I did my research by reading the Money section of The Telegraph as it happens every week, and it was not the sort of thing that you read once and then you think okay that’s it you’ve learnt it, there’s a lot of repetition in it, but over time you get an understanding of what’s out there and the various products and various risks associated with them.

It was a very gradual process but it started off with some sort of faith.

There was something here worth looking into and that provided you understood the risks it was worth having a punt on this and basically investing a sum of money and leaving it without any need for it for a few years and just seeing where it went.

I chose Janus Henderson Investment Trusts because I read a review booklet that they had produced which included a sort of overview of how their range of investment trusts had performed in that particular year and several of them caught my eye and I invested in at least two; being the Far East Income and the Bankers Investment Trust. They had performed well that year and they have gone on to perform well, particularly in the last year.

Managing investments you have to be a bit careful about.

The first thing is that a lot of paperwork can appear through your letter box and I have a little ritual where my wife works part-time and she’s quite happy for me to go on what I call a ‘paperwork day’ and catch up with paperwork which otherwise I would probably not get round to doing if I was in the house.

So one of the things that I take with me are things like the Janus Henderson annual reports and I often make a point of going for an Indian and find it quite amenable to be munching through my poppadum’s, chutneys and my pint of beer, while I’m finishing off the annual report and beginning to get a good understanding of how the investment trust has performed in the past year. Why it’s done well, or maybe not so well this year, and also begin to see how it’s managed, which companies have they decided to invest in this year, which have they decided to sell.

My background is quite humble, my mother used to clean offices and my father was a plumber for the corporation Waterworks, so I didn’t come from a moneyed background at all.

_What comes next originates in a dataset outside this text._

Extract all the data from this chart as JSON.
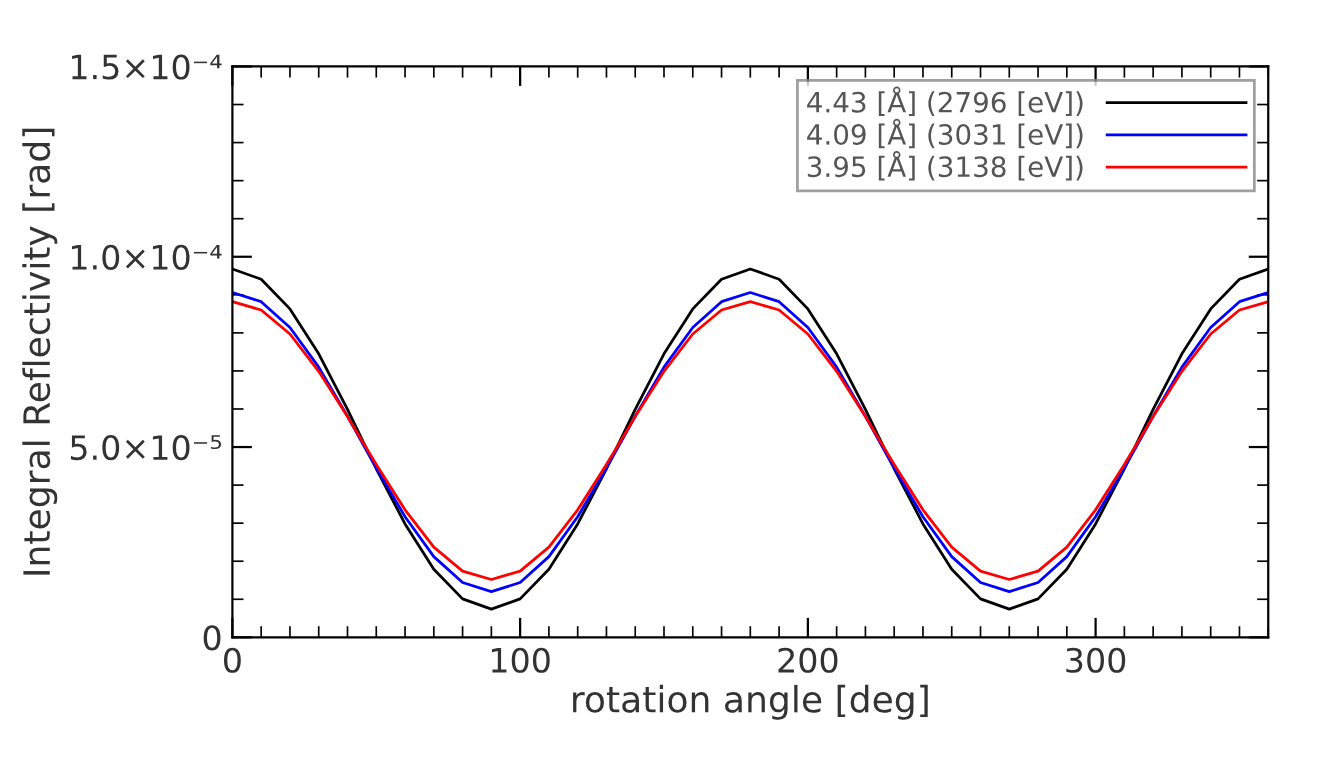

We were a home where you turned the sauce bottles upside down.

I’ve invested for nearly 30 years.

The most important thing it’s given me is to provide some sort of security for the future and be able to follow the hobbies and interests that I have. We have a dog, Harley, who we spend a lot of time, well we have to spend a lot of time grooming, because she’s quite a hairy beast and she needs walking.

So being able to retire early and have the time to enjoy a lovely dog like we have, and all the other things that I’m able to do, is in large part due to the performance of the investments that I’ve had over the years.

Thinking about investing, I think the first thing to realise is that investing is not the same as savings, it’s a different animal and over time as your investments grow you’ll begin to see that it’s sensible for the long-term to have a balance between the money in the bank or the building society and money invested where the historical record is no guarantee it will be repeated.

But it is quite remarkable how over time investments have outperformed simple savings products.

The advice I’d give is to do some homework, don’t get obsessed about having to understand everything straightaway, invest a bit of time to read the financial pages, take a leap of faith with money you can afford to invest, and forget about.

I think that’s important if you’re starting out and then see where it goes and the chances are you’ll be pleasantly surprised, and keep it simple to start with.

So an investment trust is a great simple way to keep your risk low and your reward high.

Don’t be bamboozled, don’t be thrown by jargon and give yourself time to understand the products that are out there. But above all, make a start.